Majątek jest upłynniany i interwencja u Adama Bodnara

Co istotne, nieoficjalnie pojawiają się próby upłynnienia majątku przez rodzinę Świtalskich. Dzieła sztuki z pałacu objętego zabezpieczeniem zostały wystawione na sprzedaż, a służby sprawdzają działalność „domu aukcyjnego” prowadzonego przez rodzinę Mariusza Świtalskiego. Do sprawy włączyła się Ileana Ros-Lehtinen, członkini Izby Reprezentantów Stanów Zjednoczonych w latach 1989-2019, która już po raz drugi skierowała w tej sprawie pismo do Ministra Sprawiedliwości Adama Bodnara. W latach 2011-2013 była przewodniczącą Komisji Spraw Zagranicznych Kongresu USA.

Polskę i USA łączą trwałe i silne relacje. Relacje oparte o wspólne wartości. Obecnie szczególnie istotne jest dbanie o jakość naszej współpracy i rozwój relacji gospodarczych. Dlatego z zaniepokojeniem obserwuję naruszenie praw inwestora amerykańskiego. Kwestia uznawania umów i prawa do sądu jest absolutnie fundamentalna. Postępowanie sądowe w sprawie Forteam budzi poważne wątpliwości co do przestrzegania utrwalonych zasad państwa prawa i rodzi podejrzenia o skrajne upolitycznienie polskiego wymiaru sprawiedliwości. Liczę, że polskie władze sprawdzą okoliczności wydania tak rażąco nieprawidłowego wyroku. Utrzymanie go w mocy stanowiłoby niebezpieczny precedens dla polskiego sądownictwa i zagroziła bezpieczeństwu wszystkich inwestycji zagranicznych w Polsce – mówi była kongreswoman.
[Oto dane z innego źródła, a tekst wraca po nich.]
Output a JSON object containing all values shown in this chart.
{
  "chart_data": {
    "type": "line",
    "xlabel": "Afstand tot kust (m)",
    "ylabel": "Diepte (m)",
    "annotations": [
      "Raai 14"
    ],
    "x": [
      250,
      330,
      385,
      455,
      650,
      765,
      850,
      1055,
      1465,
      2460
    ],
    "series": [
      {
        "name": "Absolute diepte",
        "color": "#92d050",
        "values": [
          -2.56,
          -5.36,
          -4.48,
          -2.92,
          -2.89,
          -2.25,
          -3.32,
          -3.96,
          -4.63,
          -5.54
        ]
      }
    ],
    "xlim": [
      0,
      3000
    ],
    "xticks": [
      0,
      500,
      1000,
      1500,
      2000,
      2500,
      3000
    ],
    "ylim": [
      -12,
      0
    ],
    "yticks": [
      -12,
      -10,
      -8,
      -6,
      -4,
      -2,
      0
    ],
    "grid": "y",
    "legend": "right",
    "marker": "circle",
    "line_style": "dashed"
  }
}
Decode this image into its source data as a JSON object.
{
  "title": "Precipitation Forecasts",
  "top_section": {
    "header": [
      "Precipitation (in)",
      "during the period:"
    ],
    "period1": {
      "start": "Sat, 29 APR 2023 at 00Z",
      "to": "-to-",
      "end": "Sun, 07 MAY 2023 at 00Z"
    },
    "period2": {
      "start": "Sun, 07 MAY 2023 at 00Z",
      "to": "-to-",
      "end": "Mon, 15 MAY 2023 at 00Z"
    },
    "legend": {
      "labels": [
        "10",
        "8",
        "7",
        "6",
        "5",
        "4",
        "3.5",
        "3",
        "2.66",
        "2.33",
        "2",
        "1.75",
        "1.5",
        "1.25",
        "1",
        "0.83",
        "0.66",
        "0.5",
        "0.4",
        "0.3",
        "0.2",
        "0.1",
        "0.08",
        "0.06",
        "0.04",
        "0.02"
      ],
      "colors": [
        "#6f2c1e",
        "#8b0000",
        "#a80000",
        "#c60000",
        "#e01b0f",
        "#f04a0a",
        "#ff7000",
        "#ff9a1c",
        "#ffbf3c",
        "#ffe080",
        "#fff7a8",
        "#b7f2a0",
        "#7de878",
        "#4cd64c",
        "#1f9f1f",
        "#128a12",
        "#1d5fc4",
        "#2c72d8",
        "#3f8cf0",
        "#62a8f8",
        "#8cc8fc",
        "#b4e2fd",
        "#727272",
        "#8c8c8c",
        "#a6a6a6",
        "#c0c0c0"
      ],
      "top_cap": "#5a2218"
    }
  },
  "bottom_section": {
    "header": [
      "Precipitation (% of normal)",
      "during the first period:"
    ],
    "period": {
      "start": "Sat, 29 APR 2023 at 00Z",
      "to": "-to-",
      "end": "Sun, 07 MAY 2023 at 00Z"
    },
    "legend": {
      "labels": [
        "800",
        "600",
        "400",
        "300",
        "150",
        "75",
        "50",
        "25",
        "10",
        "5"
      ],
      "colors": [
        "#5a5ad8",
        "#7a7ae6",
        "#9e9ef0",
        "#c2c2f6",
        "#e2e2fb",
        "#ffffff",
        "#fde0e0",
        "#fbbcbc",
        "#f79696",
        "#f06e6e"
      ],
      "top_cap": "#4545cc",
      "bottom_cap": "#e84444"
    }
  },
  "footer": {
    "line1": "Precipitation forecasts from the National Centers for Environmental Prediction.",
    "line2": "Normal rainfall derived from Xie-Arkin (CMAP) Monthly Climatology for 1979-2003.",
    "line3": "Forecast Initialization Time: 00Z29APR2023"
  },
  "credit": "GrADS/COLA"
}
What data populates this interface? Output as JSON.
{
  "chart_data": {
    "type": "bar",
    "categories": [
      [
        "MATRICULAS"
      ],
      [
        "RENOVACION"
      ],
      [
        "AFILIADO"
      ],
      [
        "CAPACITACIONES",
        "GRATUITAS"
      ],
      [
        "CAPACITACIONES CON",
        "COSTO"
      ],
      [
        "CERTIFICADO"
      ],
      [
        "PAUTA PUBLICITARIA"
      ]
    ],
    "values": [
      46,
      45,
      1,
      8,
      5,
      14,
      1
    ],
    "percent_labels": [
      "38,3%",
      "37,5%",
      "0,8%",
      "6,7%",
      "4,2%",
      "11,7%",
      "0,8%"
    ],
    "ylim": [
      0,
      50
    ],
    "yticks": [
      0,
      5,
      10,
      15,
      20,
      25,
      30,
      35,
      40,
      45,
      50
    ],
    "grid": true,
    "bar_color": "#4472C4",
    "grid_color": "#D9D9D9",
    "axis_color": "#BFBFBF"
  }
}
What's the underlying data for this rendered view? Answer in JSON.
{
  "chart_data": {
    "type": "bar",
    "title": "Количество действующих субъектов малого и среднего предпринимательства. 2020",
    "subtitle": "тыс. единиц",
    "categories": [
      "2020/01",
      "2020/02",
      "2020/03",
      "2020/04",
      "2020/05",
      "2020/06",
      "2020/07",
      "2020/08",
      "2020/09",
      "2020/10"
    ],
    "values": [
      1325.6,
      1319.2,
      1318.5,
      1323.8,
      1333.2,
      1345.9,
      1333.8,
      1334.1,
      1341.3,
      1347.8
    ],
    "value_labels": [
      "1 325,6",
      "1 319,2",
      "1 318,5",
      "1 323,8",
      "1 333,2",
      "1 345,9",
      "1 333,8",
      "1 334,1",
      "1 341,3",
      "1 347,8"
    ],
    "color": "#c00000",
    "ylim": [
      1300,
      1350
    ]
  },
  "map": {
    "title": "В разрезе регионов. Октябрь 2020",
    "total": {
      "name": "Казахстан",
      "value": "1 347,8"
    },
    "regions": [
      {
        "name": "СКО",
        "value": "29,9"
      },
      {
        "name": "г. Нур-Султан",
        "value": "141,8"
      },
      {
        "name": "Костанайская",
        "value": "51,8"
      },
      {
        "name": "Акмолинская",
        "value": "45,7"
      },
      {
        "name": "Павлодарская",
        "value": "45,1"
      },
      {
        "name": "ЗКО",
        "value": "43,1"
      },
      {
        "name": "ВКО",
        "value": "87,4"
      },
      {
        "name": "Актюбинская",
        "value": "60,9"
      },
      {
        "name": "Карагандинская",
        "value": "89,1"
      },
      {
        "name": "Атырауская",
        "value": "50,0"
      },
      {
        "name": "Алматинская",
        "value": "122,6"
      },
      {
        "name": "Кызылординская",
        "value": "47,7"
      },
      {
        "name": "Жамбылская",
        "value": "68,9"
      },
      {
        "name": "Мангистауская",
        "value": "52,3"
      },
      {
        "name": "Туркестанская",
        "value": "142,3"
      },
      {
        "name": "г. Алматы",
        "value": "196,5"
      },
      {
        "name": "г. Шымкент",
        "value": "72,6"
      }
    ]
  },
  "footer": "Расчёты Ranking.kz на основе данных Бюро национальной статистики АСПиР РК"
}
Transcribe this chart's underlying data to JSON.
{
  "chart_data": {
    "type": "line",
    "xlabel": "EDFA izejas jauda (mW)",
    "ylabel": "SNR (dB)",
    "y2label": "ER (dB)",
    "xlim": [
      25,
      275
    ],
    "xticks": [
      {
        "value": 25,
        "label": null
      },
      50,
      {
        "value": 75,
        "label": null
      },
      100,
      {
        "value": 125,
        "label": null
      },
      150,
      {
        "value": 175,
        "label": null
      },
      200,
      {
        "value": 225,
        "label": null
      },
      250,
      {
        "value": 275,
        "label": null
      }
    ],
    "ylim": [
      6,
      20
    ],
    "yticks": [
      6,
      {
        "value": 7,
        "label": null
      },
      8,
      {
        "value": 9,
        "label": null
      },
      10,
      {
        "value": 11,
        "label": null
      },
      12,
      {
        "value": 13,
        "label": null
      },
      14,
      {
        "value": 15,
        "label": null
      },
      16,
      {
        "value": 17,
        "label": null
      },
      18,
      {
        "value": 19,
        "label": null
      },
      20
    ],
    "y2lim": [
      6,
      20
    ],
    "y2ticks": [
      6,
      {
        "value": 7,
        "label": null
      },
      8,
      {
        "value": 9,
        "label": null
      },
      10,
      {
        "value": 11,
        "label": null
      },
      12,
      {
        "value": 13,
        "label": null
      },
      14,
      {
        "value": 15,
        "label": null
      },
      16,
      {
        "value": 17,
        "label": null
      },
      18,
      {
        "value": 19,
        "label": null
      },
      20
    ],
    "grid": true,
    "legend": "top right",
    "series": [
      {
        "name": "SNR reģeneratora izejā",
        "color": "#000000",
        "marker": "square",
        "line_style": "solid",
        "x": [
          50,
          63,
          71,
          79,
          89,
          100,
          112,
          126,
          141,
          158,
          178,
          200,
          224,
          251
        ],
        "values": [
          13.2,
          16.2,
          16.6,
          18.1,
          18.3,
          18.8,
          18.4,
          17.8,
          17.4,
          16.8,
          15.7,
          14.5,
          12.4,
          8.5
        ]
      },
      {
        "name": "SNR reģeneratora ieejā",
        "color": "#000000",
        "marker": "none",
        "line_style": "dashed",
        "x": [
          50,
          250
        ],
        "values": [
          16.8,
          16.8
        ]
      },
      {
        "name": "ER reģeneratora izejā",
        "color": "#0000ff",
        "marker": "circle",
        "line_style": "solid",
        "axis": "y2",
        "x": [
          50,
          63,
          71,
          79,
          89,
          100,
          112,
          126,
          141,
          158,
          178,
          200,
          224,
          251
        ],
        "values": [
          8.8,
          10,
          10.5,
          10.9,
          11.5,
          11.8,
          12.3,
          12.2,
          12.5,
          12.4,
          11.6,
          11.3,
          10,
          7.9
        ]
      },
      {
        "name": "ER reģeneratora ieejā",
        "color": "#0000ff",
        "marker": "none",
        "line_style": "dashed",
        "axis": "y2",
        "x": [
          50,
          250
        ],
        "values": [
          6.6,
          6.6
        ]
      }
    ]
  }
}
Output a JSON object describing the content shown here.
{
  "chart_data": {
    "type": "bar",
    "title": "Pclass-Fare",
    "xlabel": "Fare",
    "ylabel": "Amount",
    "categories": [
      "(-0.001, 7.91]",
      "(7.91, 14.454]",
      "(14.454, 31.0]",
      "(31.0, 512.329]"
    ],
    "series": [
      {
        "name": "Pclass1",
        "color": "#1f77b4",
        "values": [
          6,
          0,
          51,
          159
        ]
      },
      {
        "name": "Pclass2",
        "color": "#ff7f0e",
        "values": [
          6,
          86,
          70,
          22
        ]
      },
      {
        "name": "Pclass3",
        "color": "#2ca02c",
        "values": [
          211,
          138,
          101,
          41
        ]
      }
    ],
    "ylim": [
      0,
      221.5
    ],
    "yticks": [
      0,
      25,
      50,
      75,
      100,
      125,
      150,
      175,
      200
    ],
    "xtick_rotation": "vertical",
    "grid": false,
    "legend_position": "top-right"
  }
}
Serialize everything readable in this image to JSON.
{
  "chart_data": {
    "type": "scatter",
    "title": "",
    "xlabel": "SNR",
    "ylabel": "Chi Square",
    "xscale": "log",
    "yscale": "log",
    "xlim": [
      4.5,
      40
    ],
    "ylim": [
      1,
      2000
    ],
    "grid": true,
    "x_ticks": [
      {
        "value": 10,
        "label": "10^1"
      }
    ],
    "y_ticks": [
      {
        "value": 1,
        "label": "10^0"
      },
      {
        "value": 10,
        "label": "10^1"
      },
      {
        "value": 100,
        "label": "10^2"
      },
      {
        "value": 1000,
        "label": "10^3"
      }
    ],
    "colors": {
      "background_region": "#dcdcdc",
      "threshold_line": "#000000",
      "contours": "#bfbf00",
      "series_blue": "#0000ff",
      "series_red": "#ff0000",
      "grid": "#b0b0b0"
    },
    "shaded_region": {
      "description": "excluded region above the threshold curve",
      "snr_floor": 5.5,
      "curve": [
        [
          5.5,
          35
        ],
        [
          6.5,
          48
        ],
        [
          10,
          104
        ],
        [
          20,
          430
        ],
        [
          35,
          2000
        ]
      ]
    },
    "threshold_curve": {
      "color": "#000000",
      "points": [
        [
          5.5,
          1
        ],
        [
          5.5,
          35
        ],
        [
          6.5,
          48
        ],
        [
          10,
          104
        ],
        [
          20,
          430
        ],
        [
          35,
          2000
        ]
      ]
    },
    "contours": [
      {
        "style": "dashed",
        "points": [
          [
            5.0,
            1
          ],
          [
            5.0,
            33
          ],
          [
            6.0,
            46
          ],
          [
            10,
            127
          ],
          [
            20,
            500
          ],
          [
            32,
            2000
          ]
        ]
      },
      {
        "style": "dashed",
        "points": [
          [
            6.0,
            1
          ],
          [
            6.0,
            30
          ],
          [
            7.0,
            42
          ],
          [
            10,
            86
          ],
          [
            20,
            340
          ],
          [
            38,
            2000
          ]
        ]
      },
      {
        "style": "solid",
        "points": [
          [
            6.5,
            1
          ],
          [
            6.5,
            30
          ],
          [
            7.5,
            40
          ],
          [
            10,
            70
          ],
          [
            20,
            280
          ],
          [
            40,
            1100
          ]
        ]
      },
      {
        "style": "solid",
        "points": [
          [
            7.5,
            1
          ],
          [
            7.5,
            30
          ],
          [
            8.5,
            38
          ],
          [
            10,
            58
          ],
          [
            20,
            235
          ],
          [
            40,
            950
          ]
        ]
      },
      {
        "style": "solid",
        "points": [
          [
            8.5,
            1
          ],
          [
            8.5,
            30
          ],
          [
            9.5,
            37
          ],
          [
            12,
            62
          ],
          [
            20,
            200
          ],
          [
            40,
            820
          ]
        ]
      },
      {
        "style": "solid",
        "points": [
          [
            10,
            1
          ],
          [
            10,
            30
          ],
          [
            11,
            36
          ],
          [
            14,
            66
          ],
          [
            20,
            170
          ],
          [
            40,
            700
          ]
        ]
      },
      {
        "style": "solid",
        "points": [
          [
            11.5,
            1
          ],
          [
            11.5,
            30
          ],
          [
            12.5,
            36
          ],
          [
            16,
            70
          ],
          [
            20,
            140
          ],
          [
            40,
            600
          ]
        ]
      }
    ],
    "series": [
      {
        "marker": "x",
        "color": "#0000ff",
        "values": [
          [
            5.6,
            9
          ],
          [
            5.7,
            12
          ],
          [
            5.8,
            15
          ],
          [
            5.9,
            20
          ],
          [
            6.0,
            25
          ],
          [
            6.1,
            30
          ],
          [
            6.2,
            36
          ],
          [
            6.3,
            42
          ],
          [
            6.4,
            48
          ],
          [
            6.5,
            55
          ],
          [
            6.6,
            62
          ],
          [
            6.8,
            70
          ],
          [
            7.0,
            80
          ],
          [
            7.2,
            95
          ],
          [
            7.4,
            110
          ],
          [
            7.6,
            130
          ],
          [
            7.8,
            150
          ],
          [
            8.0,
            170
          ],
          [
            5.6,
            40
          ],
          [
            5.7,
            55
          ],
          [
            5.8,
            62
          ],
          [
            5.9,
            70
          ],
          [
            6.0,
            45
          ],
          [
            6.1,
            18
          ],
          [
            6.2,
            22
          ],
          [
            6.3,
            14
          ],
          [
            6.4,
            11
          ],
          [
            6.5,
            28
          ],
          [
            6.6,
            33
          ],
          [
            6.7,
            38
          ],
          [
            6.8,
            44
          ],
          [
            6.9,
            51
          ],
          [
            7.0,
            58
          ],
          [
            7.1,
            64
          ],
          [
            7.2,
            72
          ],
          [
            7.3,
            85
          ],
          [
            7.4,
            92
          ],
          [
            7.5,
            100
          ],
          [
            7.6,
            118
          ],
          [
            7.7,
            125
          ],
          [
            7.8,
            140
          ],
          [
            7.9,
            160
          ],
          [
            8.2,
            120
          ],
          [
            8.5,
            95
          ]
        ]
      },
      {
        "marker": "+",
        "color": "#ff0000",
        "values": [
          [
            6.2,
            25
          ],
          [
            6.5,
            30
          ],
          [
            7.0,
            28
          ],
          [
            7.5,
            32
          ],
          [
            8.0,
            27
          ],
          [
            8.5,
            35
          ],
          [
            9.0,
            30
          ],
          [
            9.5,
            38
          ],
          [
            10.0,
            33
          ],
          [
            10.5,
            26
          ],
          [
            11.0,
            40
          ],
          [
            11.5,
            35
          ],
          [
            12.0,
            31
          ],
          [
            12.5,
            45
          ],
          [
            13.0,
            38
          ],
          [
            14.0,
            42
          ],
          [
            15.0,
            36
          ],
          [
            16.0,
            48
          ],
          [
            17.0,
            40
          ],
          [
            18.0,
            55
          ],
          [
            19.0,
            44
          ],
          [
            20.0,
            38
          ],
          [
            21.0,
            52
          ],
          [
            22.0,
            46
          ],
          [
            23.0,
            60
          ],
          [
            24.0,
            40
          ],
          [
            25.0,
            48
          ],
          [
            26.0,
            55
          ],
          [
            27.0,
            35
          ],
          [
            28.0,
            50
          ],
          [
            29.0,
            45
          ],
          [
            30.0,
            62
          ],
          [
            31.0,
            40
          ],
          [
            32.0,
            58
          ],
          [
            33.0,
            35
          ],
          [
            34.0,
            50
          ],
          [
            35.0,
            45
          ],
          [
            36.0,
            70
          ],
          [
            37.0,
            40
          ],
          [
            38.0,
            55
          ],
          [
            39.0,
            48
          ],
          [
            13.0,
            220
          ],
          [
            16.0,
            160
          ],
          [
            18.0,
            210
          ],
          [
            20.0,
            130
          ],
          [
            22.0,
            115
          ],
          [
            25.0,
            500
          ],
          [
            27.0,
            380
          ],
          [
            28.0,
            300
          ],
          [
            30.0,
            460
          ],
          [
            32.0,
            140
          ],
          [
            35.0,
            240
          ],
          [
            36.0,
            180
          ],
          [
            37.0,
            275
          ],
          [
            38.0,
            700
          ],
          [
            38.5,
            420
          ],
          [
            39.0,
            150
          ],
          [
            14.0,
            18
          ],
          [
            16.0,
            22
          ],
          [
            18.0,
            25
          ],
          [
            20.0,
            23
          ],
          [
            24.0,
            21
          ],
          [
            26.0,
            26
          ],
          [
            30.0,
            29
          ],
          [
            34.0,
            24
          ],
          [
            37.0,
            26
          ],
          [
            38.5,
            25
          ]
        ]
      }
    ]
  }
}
Zobacz także: Coca-Cola, Nestlé i Danone posądzone o greenwashing przez organizacje środowiskowe

Jeśli polski wymiar sprawiedliwości zignoruje naruszenia praw inwestora, sprawa najpewniej trafi przed oblicze międzynarodowego trybunału arbitrażowego. Kilka miesięcy temu prasę obiegła informacja, że inny amerykański inwestor, fundusz Warburg Pincus, szykuje wielomiliardowy pozew arbitrażowy. Ponadto wkrótce rozstrzygnięta powinna zostać sprawa Invenergy przeciwko Polsce, którą wniosła amerykańska spółka energetyczna. 31 stycznia 2024 roku zaś została zarejestrowana sprawa firmy Mondi przeciwko Polsce, wniesiona w oparciu o Traktat Karty Energetycznej.

Czy rzeczywiście Ileana Ros-Lehtinen jest niezależną ekspertką?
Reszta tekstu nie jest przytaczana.